You remember that Max? I took it off my sig as I never use it, totally neglected sitting in the corner, perhaps a novel wall-hanging someday. If you were to visit me, I would probably give it to you. I would go a bit further to say that if you cover the cost of shipping, it's your's.

howzat for a happy new year
:wave:


----------



## MaxWedge (Feb 24, 2006)

*Michelle*

E-mail sent. Hope you got it. You got my official guitar talk address.:smile:


----------



## Michelle (Aug 21, 2006)

Hi Max; Yep, got your email. Seriously though, I don't want anything for it, I'm just doing what right for the guitar, I am not a good parent and you wish to take care of it and play it. I'm so busy with bass I rarely get on the guitar and when I do, it's the SG, that's my #1.

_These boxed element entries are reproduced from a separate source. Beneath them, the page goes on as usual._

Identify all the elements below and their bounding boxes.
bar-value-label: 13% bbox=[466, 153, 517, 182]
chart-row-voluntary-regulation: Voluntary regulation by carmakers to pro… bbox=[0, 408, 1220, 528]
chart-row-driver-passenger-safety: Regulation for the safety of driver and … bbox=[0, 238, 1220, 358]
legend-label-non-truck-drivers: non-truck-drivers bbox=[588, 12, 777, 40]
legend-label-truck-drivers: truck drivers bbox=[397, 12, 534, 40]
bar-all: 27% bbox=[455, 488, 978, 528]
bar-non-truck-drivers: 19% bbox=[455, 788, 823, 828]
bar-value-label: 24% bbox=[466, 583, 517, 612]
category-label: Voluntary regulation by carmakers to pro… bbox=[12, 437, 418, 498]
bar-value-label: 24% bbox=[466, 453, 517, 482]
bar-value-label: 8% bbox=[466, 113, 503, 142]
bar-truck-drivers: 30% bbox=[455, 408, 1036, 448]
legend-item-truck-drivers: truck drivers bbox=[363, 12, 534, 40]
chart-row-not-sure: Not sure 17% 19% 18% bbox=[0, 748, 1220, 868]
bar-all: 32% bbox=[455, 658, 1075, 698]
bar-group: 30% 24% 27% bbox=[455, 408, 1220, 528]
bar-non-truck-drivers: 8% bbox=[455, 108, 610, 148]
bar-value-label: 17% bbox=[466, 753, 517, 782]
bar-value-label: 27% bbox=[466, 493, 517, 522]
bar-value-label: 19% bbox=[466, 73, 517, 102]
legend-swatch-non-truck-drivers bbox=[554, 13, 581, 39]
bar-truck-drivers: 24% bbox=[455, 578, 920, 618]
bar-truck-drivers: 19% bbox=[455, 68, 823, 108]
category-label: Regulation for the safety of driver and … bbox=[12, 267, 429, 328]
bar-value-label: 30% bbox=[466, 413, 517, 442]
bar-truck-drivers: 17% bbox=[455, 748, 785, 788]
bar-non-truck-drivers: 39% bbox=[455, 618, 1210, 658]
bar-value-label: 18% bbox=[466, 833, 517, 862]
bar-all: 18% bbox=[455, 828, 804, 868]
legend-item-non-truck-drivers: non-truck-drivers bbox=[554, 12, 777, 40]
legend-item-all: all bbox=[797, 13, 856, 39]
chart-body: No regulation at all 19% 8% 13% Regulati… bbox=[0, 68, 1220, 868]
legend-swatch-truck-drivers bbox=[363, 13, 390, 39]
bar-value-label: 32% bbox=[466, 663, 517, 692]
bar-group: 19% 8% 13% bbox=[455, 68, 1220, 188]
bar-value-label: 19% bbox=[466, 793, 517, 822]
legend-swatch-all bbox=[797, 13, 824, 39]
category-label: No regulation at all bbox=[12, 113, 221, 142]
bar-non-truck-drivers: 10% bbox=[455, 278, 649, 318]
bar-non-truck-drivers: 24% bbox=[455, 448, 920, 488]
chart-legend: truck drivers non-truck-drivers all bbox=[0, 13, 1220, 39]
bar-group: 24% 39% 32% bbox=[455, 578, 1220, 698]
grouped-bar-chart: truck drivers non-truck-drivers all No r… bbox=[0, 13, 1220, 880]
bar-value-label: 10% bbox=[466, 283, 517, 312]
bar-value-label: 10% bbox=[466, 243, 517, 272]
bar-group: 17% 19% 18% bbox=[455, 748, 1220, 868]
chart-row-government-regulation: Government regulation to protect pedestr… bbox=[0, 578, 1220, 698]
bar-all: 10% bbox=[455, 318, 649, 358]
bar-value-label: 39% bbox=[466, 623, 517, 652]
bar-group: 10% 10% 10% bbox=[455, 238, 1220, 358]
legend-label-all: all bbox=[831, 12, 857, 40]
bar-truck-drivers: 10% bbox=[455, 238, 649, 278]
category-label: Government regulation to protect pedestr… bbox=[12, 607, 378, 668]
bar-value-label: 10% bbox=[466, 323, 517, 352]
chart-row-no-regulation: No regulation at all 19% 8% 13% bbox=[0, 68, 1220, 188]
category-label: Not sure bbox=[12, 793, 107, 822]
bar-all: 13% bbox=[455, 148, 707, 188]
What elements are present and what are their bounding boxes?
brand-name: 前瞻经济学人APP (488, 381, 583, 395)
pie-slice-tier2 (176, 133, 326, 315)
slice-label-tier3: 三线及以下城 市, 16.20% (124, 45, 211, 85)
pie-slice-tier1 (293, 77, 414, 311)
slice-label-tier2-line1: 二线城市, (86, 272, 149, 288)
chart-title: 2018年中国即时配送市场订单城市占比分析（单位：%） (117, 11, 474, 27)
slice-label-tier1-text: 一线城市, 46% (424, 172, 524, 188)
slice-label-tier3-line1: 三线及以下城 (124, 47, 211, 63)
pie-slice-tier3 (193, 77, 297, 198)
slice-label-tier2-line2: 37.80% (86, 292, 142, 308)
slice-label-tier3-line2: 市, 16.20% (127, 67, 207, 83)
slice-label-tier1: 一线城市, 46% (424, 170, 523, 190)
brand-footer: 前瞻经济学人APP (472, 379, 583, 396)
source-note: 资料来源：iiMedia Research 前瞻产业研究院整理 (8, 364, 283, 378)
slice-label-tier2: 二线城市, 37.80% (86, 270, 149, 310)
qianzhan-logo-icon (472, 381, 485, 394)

I'll box it up when I get a chance, probably by end of weekend, we'll work out the shipping details. Having a busy little day here so sorry about the delay in response. (A good day though - love it when problems solve themselves)

:wave:


----------



## MaxWedge (Feb 24, 2006)

Michelle,
E-mail sent
I think it's a funky guitar. It will be be my first fixed bridge guitar in, well too many years. My junkyard dog accoustic finely caved in on itself. I rescued it from a horrific life. And lovely glued it back together. The headstock was broke in two, holes in the body. So many cigarette burns, intials of all sorts burned/carved into the finish. After more than tens years the glue finally dried out and string tension overpowered it. I still have the pieces. And may resurrect it once more. By the way have you ever handed over one of your left handed guitars to a right handed player. Funny they screw up just as bad as me on a righthanded guitar.:food-smiley-004:


----------